Their latest concoction, War Room, is much the same. If anything, it’s somehow an even more dull and inert cinematic object, one that’s short in the bargain-basement action of fire-fighting and football like the Kendrick Brothers’ other films. War Room is a domestic melodrama about the failing marriage of real estate agent Elizabeth (Priscilla T. Shirer) and her husband Tony (T.C. Stallings), a pharmaceutical rep. With their marriage slipping away and with Tony on the verge of adultery, Elizabeth meets Miss Clara (TV actress Karen Abercrombie in a bad wig), who teaches her the power of prayer. Specifically, the power of praying in one’s closet, something Miss Clara tags the titular “war room.”

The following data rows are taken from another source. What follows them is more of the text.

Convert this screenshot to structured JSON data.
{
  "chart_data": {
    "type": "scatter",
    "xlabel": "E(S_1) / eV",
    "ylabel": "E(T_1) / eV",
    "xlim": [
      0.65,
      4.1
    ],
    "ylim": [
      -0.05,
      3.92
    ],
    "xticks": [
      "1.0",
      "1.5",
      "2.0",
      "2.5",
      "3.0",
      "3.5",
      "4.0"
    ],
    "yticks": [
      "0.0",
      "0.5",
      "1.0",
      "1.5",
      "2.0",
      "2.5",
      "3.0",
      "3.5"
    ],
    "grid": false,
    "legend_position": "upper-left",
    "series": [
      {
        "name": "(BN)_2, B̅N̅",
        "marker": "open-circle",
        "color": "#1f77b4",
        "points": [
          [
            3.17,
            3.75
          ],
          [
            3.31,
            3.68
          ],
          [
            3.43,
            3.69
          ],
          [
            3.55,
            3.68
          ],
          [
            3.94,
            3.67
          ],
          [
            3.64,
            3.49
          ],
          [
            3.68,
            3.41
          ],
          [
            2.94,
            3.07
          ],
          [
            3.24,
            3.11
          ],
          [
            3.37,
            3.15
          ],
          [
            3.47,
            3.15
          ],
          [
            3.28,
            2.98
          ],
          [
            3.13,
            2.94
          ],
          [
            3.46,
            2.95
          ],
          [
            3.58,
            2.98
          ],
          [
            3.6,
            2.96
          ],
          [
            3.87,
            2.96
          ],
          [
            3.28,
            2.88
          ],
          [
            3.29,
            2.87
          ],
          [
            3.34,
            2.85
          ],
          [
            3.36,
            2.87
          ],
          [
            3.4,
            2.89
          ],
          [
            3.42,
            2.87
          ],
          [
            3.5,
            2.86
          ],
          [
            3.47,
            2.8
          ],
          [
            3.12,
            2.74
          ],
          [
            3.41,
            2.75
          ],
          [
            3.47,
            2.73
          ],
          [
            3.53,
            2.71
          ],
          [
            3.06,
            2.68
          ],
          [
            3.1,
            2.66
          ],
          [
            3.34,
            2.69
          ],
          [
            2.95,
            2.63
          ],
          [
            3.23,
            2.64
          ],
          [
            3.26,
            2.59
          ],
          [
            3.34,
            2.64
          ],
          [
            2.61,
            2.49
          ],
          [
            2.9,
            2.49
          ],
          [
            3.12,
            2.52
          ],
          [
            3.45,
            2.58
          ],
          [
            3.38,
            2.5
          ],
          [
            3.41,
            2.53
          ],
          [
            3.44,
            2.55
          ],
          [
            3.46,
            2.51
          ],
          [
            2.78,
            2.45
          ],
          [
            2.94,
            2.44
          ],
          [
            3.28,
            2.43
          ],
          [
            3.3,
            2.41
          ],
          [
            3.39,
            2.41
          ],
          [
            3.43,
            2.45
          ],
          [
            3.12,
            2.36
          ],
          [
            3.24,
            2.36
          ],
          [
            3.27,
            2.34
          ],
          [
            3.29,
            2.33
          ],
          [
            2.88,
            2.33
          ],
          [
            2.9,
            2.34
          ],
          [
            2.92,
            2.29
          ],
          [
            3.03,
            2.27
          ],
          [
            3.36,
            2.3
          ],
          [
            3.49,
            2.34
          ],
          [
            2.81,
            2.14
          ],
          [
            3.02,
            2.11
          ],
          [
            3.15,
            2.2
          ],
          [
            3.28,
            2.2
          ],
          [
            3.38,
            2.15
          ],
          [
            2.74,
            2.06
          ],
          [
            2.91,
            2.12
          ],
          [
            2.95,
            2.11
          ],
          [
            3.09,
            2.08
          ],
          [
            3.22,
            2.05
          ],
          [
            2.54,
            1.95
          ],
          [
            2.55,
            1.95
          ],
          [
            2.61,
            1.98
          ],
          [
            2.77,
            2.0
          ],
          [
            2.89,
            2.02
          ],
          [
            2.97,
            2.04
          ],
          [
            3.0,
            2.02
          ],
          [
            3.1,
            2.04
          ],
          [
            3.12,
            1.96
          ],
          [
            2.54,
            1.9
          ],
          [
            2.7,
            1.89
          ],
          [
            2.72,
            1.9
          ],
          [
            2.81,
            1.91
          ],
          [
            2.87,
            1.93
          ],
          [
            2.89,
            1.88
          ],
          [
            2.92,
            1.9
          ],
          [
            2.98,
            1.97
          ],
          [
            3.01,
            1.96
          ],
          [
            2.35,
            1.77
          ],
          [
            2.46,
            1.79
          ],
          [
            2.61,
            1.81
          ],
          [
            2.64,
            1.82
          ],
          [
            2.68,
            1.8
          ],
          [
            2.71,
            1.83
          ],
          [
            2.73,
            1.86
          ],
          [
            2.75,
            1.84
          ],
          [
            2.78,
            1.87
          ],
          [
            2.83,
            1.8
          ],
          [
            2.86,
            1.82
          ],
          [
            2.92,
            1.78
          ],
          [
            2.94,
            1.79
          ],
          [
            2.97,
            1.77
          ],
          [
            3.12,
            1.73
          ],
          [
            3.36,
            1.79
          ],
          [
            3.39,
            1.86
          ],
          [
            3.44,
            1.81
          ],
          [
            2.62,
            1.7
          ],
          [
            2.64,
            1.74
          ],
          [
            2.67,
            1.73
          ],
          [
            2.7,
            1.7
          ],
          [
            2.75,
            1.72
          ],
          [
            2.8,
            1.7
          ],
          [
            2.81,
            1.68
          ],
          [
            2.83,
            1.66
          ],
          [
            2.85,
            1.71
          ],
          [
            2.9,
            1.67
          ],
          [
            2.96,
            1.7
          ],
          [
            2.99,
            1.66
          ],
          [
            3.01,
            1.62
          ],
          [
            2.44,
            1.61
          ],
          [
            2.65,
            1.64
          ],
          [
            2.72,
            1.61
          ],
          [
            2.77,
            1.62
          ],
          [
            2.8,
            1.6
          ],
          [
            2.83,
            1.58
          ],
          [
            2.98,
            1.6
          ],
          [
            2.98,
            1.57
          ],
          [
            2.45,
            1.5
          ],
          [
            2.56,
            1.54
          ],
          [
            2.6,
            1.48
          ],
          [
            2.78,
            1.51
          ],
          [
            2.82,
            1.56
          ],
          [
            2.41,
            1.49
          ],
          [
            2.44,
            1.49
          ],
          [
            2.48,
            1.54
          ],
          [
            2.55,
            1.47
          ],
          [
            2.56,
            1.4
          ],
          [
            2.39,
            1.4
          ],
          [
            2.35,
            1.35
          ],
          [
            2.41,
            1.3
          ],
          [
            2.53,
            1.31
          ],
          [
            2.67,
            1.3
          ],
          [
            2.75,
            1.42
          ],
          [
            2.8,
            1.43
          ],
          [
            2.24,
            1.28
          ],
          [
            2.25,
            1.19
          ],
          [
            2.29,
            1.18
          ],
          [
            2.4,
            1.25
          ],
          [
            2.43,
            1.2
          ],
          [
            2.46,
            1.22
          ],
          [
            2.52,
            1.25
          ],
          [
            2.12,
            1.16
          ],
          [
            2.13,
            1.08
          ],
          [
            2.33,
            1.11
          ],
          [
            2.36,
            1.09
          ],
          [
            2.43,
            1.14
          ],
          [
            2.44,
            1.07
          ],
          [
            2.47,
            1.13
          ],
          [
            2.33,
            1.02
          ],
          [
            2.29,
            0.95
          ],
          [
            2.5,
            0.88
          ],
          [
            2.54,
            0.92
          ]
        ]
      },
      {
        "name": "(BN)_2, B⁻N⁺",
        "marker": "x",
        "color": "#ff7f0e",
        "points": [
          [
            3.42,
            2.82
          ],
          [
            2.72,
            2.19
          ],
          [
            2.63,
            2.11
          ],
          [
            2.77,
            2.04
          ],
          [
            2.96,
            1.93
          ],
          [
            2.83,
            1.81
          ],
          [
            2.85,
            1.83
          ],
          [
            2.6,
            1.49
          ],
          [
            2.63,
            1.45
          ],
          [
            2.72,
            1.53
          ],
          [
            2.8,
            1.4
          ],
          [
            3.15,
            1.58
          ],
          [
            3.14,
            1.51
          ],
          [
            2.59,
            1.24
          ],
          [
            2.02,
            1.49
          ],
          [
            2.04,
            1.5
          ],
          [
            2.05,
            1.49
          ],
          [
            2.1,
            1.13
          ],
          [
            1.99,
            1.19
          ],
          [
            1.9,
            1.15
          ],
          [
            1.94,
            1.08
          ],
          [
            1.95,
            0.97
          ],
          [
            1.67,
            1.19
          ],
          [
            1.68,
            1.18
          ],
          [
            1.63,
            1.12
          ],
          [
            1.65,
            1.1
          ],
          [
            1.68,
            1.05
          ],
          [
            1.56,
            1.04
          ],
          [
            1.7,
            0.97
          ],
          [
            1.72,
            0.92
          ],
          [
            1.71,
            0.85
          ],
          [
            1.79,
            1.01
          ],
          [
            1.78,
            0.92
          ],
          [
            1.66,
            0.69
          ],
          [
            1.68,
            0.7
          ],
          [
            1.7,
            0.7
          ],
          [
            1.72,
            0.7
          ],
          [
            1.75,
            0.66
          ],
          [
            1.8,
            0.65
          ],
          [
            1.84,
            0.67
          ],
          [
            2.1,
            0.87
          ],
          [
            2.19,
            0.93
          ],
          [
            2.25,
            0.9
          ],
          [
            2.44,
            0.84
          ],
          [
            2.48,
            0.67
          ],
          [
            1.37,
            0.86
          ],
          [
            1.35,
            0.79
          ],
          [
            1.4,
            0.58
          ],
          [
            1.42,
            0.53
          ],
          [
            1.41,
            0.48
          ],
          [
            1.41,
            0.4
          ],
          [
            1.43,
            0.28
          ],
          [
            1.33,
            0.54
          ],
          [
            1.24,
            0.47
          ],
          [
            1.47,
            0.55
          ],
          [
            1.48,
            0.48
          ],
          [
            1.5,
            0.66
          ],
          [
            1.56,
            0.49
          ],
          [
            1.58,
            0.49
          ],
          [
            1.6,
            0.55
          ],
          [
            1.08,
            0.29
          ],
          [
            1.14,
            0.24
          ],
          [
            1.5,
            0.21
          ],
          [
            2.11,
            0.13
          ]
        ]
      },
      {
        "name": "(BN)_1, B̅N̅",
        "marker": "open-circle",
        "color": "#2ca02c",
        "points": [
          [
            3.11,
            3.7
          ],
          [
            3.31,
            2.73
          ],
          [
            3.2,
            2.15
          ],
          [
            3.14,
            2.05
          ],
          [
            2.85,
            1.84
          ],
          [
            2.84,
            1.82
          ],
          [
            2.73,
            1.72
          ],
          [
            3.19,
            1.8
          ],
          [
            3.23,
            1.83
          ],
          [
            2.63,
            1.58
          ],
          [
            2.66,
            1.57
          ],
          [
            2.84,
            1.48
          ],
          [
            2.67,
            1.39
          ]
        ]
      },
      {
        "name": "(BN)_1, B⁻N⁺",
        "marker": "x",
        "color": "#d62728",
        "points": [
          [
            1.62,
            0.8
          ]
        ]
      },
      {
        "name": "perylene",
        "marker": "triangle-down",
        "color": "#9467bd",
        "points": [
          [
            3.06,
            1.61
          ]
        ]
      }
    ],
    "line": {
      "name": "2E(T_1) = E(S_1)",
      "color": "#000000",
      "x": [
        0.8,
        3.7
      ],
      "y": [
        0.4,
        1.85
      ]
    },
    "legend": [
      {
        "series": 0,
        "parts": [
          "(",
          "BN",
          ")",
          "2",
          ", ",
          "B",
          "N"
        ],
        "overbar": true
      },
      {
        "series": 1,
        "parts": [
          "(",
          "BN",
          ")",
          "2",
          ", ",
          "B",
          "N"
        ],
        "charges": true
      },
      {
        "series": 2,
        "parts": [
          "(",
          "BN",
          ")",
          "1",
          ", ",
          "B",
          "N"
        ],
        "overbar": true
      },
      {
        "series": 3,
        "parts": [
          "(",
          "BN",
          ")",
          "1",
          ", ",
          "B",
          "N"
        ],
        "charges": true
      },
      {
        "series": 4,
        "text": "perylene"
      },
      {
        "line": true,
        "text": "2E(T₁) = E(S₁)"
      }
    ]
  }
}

Yes, a movie about turning your closet into a prayer room isn’t exactly the height of drama. (And it smacks a bit of Carrie.) The Kendricks try to pad this out with a helping of marital discourse (Tony wants to sleep around and has a pill addiction) and a whole lot of cheeseball comedy, mostly revolving around Elizabeth’s foot odor and bad breath. Like this woman isn’t going through enough? But don’t worry, the marriage part, at least, can be wholly fixed through the power of prayer, though God leaves her out to sea as far as the halitosis goes. In between all this is a lot — and I mean a lot — of sermonizing. Coming in at a solid two hours, this is, after all, War Room’s main concern, to preach the good word. The problem, of course, is that this isn’t palatable to anyone other than the film’s core audience. And that group is always going to buy tickets, which means the Kendricks can skimp in a lot of areas. The film looks professional enough, but the performances are awkward and so much of the plot feels like padding. War Room’s amateurish because it can be. That it’s also dreadfully dull and completely flaccid filmmaking is just a bonus. Rated PG for thematic elements throughout.